«А я любил больше всего горизонт и такие штрихи – все мельче и мельче: получалось солнце за морем. А самое большое детское мученье: неочиненный или сломанный цветной карандаш».
«Но зато очиненные… Помнишь – белый? Всегда самый длинный, – не то, что красные и синие, – оттого, что он мало работал, – помнишь?»
«Но как он хотел нравиться! Драма альбиноса. L’inutile beauté[33] . Положим, он у меня потом разошелся всласть. Именно потому, что рисовал невидимое. Можно было массу вообразить. Вообще – неограниченные возможности. Только без ангелов, – а если уж ангел, то с громадной грудной клеткой и с крыльями, как помесь райской птицы с кондором, и душу младую чтоб нес не в объятьях, а в когтях».
«Да, я тоже думаю, что нельзя на этом кончить. Не представляю себе, чтобы мы могли не быть. Во всяком случае, мне бы не хотелось ни во что обращаться».

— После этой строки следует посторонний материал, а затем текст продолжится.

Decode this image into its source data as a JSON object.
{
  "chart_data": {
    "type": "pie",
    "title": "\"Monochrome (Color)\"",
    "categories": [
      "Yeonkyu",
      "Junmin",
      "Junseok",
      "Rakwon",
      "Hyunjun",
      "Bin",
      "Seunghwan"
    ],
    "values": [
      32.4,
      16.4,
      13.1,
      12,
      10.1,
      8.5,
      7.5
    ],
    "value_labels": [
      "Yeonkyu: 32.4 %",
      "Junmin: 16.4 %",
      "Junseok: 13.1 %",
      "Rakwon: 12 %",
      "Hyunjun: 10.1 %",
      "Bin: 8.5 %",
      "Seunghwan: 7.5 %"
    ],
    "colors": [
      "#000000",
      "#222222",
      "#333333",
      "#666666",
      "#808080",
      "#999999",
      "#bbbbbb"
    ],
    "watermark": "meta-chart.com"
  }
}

«В рассеянный свет? Как ты насчет этого? Не очень, по моему? Я-то убежден, что нас ждут необыкновенные сюрпризы. Жаль, что нельзя себе представить то, что не с чем сравнить. Гений – это негр, который во сне видит снег. Знаешь, что больше всего поражало самых первых русских паломников, по пути через Европу?»
«Музыка?»
«Нет, – городские фонтаны, мокрые статуи».
«Мне иногда досадно, что ты не чувствуешь музыки. У моего отца был такой слух, что он, бывало, лежит на диване и напевает целую оперу, с начала до конца. Раз он так лежал, а в соседнюю комнату кто- то вошел и заговорил там с мамой, – и он мне сказал: Этот голос принадлежит такому-то, двадцать лет тому назад я его видел в Карлсбаде, и он мне обещал когда-нибудь приехать. Вот какой был слух».
«А я сегодня встретил Лишневского, и он мне рассказал про какого-то своего знакомого, который жаловался, что в Карлсбаде теперь совсем не то, – а раньше что было! пьешь воду, а рядом с тобой король Эдуард, прекрасный, видный мужчина… костюм из настоящего английского сукна… Ну что ты обиделась? В чем дело?»
«Ах, все равно. Некоторых вещей ты никогда не поймешь».
«Перестань. Почему тут горячо, а тут холодно? Тебе холодно? Посмотри лучше, какая бабочка около фонаря».
«Я уже давно ее вижу».
«Хочешь, я тебе расскажу, почему бабочки летят на свет? Никто этого не знает».
«А ты знаешь?»
«Мне всегда кажется, что я вот-вот догадаюсь, если хорошенько подумаю. Мой отец говорил, что это больше всего похоже на потерю равновесия, как вот неопытного велосипедиста притягивает канава. Свет по сравнению с темнотой пустота. Как она вертится! Но тут еще что-то есть, – вот-вот пойму».
«Мне жалко, что ты так и не написал своей книги. Ах, у меня тысяча планов для тебя. Я так ясно чувствую, что ты когда-нибудь размахнешься. Напиши что-нибудь огромное, чтоб все ахнули».
«Я напишу, – сказал в шутку Федор Константинович, – биографию Чернышевского».
«Все, что хочешь. Но чтобы это было совсем, совсем настоящее. Мне нечего тебе говорить, как я люблю твои стихи, но они всегда не совсем по твоему росту, все слова на номер меньше, чем твои настоящие слова».
«Или роман. Это странно, я как будто помню свои будущие вещи, хотя даже не знаю, о чем будут они. Вспомню окончательно и напишу. Скажи-ка, между прочим, как ты в общем себе представляешь: мы всю жизнь будем встречаться так, рядком на скамейке?»
«О нет, – отвечала она певуче-мечтательным голосом. – Зимой мы поедем на бал, а еще этим летом, когда у меня будет отпуск, я поеду на две недели к морю и пришлю тебе открытку с прибоем».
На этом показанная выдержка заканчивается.